Having good guards is of little value without good walls. The walls are what guarantee that the guard will be used. Many technologies can be leveraged to provide automatic fortification of the walls. If this is a business application fortress, use the role-based security that is part of your component infrastructure to ensure that components inside the fortress accept requests only from other processes inside the same fortress. Use data strongbox (database) security to deny access to processes outside of the fortress.

During your design review, try to imagine how someone might be able to break through the wall, decide if the risk is great enough to protect against, and if so, make sure you have taken adequate precautions .

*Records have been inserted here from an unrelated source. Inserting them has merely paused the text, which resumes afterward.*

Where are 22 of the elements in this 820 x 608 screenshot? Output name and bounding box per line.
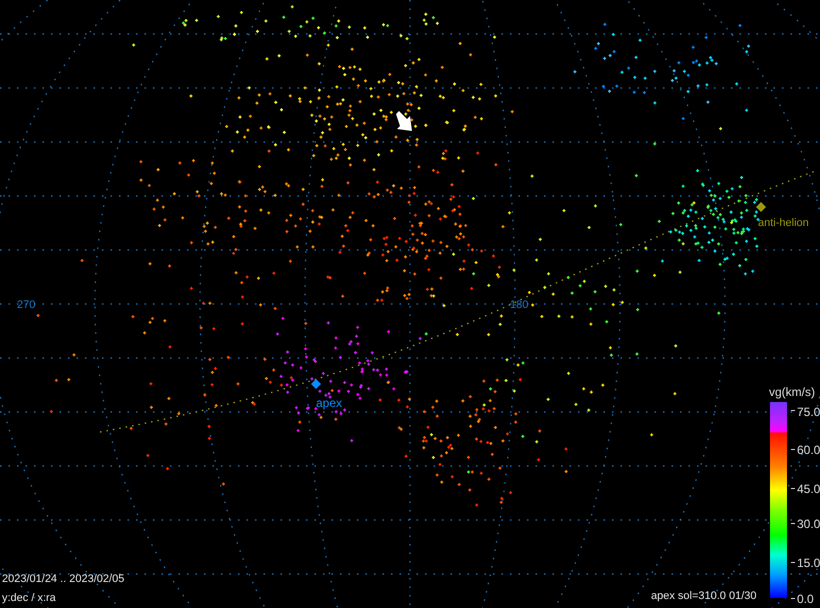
apex-info-text: apex sol=310.0 01/30 — [651, 589, 757, 604]
anti-helion-label: anti-helion — [758, 216, 809, 231]
tick-mark — [791, 410, 795, 411]
colorbar-tick-label: 75.0 — [797, 404, 820, 421]
tick-mark — [791, 488, 795, 489]
colorbar-tick-label: 30.0 — [797, 516, 820, 533]
tick-mark — [791, 598, 795, 599]
tick-mark — [791, 562, 795, 563]
pointer-arrow — [396, 111, 412, 131]
ra-label: 270 — [17, 298, 36, 313]
colorbar-tick-label: 0.0 — [797, 591, 814, 608]
colorbar-title: vg(km/s) — [769, 384, 815, 401]
apex-label: apex — [316, 395, 342, 412]
axes-text: y:dec / x:ra — [2, 591, 56, 606]
colorbar-tick-label: 15.0 — [797, 555, 820, 572]
tick-mark — [791, 449, 795, 450]
apex-marker — [311, 379, 321, 389]
colorbar-tick-label: 45.0 — [797, 481, 820, 498]
colorbar-tick-label: 60.0 — [797, 442, 820, 459]
tick-mark — [791, 523, 795, 524]
date-range-text: 2023/01/24 .. 2023/02/05 — [2, 572, 124, 587]
anti-helion-marker — [756, 202, 766, 212]
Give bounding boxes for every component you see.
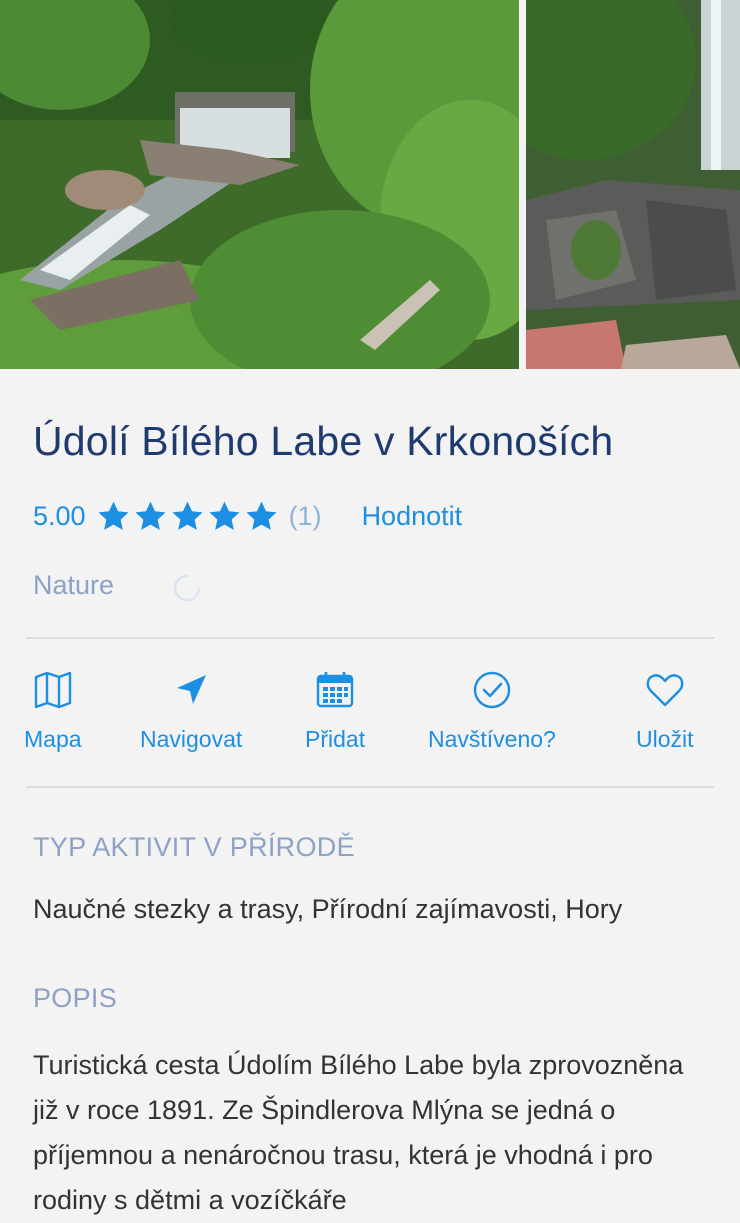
heart-icon [643,668,687,712]
loading-spinner-icon [172,573,202,603]
star-icon [133,499,168,534]
visited-button-label: Navštíveno? [428,726,556,752]
activity-type-text: Naučné stezky a trasy, Přírodní zajímavo… [33,894,623,924]
rating-count[interactable]: (1) [289,501,322,532]
save-button[interactable]: Uložit [636,668,694,753]
rating-stars [96,499,281,534]
place-title: Údolí Bílého Labe v Krkonoších [33,418,614,464]
divider [26,786,714,788]
map-icon [31,668,75,712]
action-bar: Mapa Navigovat Přidat Navštíveno? Uložit [0,668,740,768]
add-button-label: Přidat [305,726,366,752]
star-icon [170,499,205,534]
description-heading: POPIS [33,983,118,1013]
rating-row: 5.00 (1) Hodnotit [33,496,462,536]
star-icon [96,499,131,534]
rate-button[interactable]: Hodnotit [362,501,463,532]
rating-value: 5.00 [33,500,86,531]
visited-button[interactable]: Navštíveno? [428,668,556,753]
check-circle-icon [470,668,514,712]
gallery-photo-waterfall-valley[interactable] [0,0,519,369]
navigate-button[interactable]: Navigovat [140,668,242,753]
star-icon [207,499,242,534]
description-text: Turistická cesta Údolím Bílého Labe byla… [33,1050,684,1215]
star-icon [244,499,279,534]
gallery-photo-rocks-waterfall[interactable] [526,0,740,369]
map-button[interactable]: Mapa [24,668,82,753]
save-button-label: Uložit [636,726,694,752]
activity-type-heading: TYP AKTIVIT V PŘÍRODĚ [33,832,355,862]
navigate-button-label: Navigovat [140,726,243,752]
divider [26,637,714,639]
add-button[interactable]: Přidat [305,668,365,753]
calendar-icon [313,668,357,712]
category-label: Nature [33,570,115,600]
photo-gallery[interactable] [0,0,740,369]
map-button-label: Mapa [24,726,82,752]
navigation-arrow-icon [169,668,213,712]
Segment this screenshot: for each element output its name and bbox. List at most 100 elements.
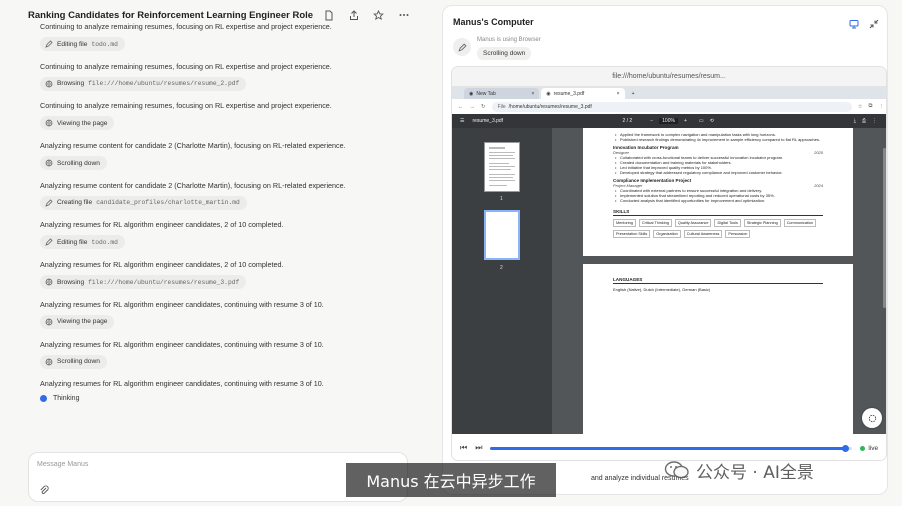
reload-icon[interactable]: ↻: [481, 104, 486, 110]
address-text: /home/ubuntu/resumes/resume_3.pdf: [508, 103, 592, 110]
browser-tabs: ◉ New Tab × ◉ resume_3.pdf × +: [452, 87, 886, 99]
rotate-icon[interactable]: ⟲: [710, 118, 714, 124]
thumbnail-page-1[interactable]: [484, 142, 520, 192]
back-icon[interactable]: ←: [458, 104, 464, 110]
thumbnail-page-2[interactable]: [484, 210, 520, 260]
list-item: Analyzing resumes for RL algorithm engin…: [40, 260, 430, 300]
pdf-bullet: Developed strategy that addressed regula…: [613, 170, 823, 175]
divider: [613, 283, 823, 284]
browser-window: file:///home/ubuntu/resumes/resum... ◉ N…: [451, 66, 887, 461]
action-chip[interactable]: Editing file todo.md: [40, 37, 125, 51]
star-icon[interactable]: [372, 9, 385, 22]
message-input[interactable]: Message Manus: [37, 461, 88, 468]
zoom-level[interactable]: 100%: [659, 118, 678, 124]
download-icon[interactable]: ⤓: [854, 118, 856, 124]
skills-list: Mentoring Critical Thinking Quality Assu…: [613, 219, 823, 238]
action-chip[interactable]: Scrolling down: [40, 354, 107, 369]
pdf-toolbar: ☰ resume_3.pdf 2 / 2 − 100% + ▭ ⟲ ⤓ ⎙ ⋮: [452, 114, 886, 128]
pdf-languages-title: LANGUAGES: [613, 277, 643, 282]
pdf-page-1: Applied the framework to complex navigat…: [583, 128, 853, 256]
page-indicator[interactable]: 2 / 2: [622, 118, 632, 124]
agent-message: Analyzing resumes for RL algorithm engin…: [40, 379, 324, 389]
pdf-filename: resume_3.pdf: [472, 118, 504, 124]
close-icon[interactable]: ×: [617, 91, 620, 97]
bookmark-star-icon[interactable]: ☆: [858, 104, 863, 110]
agent-message: Analyzing resume content for candidate 2…: [40, 180, 346, 190]
pdf-skills-title: SKILLS: [613, 209, 630, 214]
takeover-button[interactable]: [862, 408, 882, 428]
agent-message: Analyzing resumes for RL algorithm engin…: [40, 220, 284, 230]
action-chip[interactable]: Browsing file:///home/ubuntu/resumes/res…: [40, 275, 247, 290]
fit-page-icon[interactable]: ▭: [699, 118, 704, 124]
live-indicator[interactable]: live: [860, 445, 878, 452]
skip-back-icon[interactable]: ⏮: [460, 443, 467, 453]
progress-knob[interactable]: [841, 444, 849, 452]
globe-icon: [44, 119, 53, 128]
zoom-in-icon[interactable]: +: [684, 118, 687, 124]
menu-icon[interactable]: ⋮: [878, 104, 884, 110]
action-label: Scrolling down: [57, 358, 100, 365]
computer-actions: [849, 16, 879, 34]
skill-tag: Persuasion: [725, 230, 751, 238]
zoom-out-icon[interactable]: −: [650, 118, 653, 124]
action-path: todo.md: [91, 238, 118, 246]
file-icon[interactable]: [322, 9, 335, 22]
watermark: 公众号 · AI全景: [664, 456, 814, 484]
agent-message: Continuing to analyze remaining resumes,…: [40, 22, 332, 31]
pdf-scrollbar[interactable]: [883, 148, 886, 308]
action-path: candidate_profiles/charlotte_martin.md: [96, 199, 240, 207]
wechat-icon: [664, 460, 690, 480]
agent-message: Continuing to analyze remaining resumes,…: [40, 61, 332, 71]
skill-tag: Cultural Awareness: [683, 230, 723, 238]
pdf-viewer[interactable]: 1 2 Applied the framework to complex nav…: [452, 128, 886, 434]
action-path: todo.md: [91, 40, 118, 48]
computer-pane: Manus's Computer Manus is using Browser …: [442, 5, 888, 495]
action-chip[interactable]: Scrolling down: [40, 156, 107, 171]
more-icon[interactable]: [397, 9, 410, 22]
pdf-languages: English (Native), Dutch (Intermediate), …: [613, 287, 711, 292]
address-bar[interactable]: File /home/ubuntu/resumes/resume_3.pdf: [491, 101, 852, 112]
computer-title: Manus's Computer: [453, 17, 534, 27]
task-title: Ranking Candidates for Reinforcement Lea…: [28, 9, 314, 21]
paperclip-icon[interactable]: [39, 483, 49, 495]
action-chip[interactable]: Creating file candidate_profiles/charlot…: [40, 195, 247, 210]
collapse-icon[interactable]: [869, 16, 879, 34]
progress-fill: [490, 446, 846, 450]
address-prefix: File: [497, 103, 506, 110]
skill-tag: Presentation Skills: [613, 230, 651, 238]
header-actions: [322, 9, 440, 22]
skip-forward-icon[interactable]: ⏭: [475, 443, 482, 453]
list-item: Continuing to analyze remaining resumes,…: [40, 22, 430, 62]
skill-tag: Critical Thinking: [638, 219, 672, 227]
action-label: Browsing: [57, 278, 85, 286]
action-path: file:///home/ubuntu/resumes/resume_3.pdf: [88, 278, 240, 286]
tab-resume[interactable]: ◉ resume_3.pdf ×: [541, 88, 625, 99]
globe-icon: [44, 317, 53, 326]
tab-new-tab[interactable]: ◉ New Tab ×: [464, 88, 540, 99]
monitor-icon[interactable]: [849, 16, 859, 34]
thinking-indicator: Thinking: [40, 395, 79, 402]
action-chip[interactable]: Browsing file:///home/ubuntu/resumes/res…: [40, 76, 247, 91]
action-chip[interactable]: Viewing the page: [40, 116, 115, 131]
skill-tag: Organization: [653, 230, 681, 238]
replay-progress[interactable]: [490, 444, 853, 452]
close-icon[interactable]: ×: [531, 91, 534, 97]
new-tab-button[interactable]: +: [627, 88, 640, 99]
globe-icon: ◉: [546, 90, 551, 97]
extensions-icon[interactable]: ⧉: [869, 103, 873, 110]
action-chip[interactable]: Viewing the page: [40, 314, 115, 329]
action-chip[interactable]: Editing file todo.md: [40, 235, 125, 250]
browser-nav: ← → ↻ File /home/ubuntu/resumes/resume_3…: [452, 99, 886, 114]
window-url: file:///home/ubuntu/resumes/resum...: [452, 67, 886, 87]
share-icon[interactable]: [347, 9, 360, 22]
forward-icon[interactable]: →: [470, 104, 476, 110]
app-root: Ranking Candidates for Reinforcement Lea…: [0, 0, 902, 506]
hand-icon: [868, 414, 876, 422]
agent-message: Analyzing resume content for candidate 2…: [40, 141, 346, 151]
more-icon[interactable]: ⋮: [872, 118, 877, 124]
hamburger-icon[interactable]: ☰: [460, 118, 464, 124]
globe-icon: [44, 278, 53, 287]
print-icon[interactable]: ⎙: [862, 118, 866, 124]
edit-icon: [44, 40, 53, 49]
divider: [613, 215, 823, 216]
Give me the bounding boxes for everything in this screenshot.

Question 23: Are we using only homogeneous synchronous communications within the fortress?

In general, asynchronous technologies are too slow for communications inside the fortress. The major exception to this rule is when you are creating a back end for a synchronous drawbridge, in which case you will want to make a single asynchronous request inside the fortress. I discussed this topic earlier, in Question 17. The typical intrafortress communications technology should be homogeneous synchronous.

There is no reason for having heterogeneous synchronous intrafortress communications because heterogeneous synchronous is slower than homogeneous synchronous, and it provides no benefit other than its support for heterogeneity. Heterogeneity is never an issue inside the fortress, as I discussed in Question 18.

Question 24: Do all of our outgoing communications pass through envoys?

It is much easier to maintain a fortress if all outgoing communications pass through envoys. The envoys protect the business logic from changes in the drawbridge technologies and, to some extent, from changes in the treaty. With envoys, the business logic need understand nothing about the underlying interfortress communication system.

Question 25: Is all of our data being stored in the data strongbox?

This seems like a silly question. Where would you store data other than in a data strongbox? In fact, however, too many programmers think they can write a more efficient database than the database vendors can. They believe they can optimize the transactions, do better caching, or do faster disk I/O. Do not allow this. Databases are highly specialized. It is too easy to write a caching algorithm that works fine for one machine but then corrupts the database when that one machine turns into a cluster. My advice is simple: Use the data strongbox. Don't write your own. Buy one from a vendor that knows what it's doing.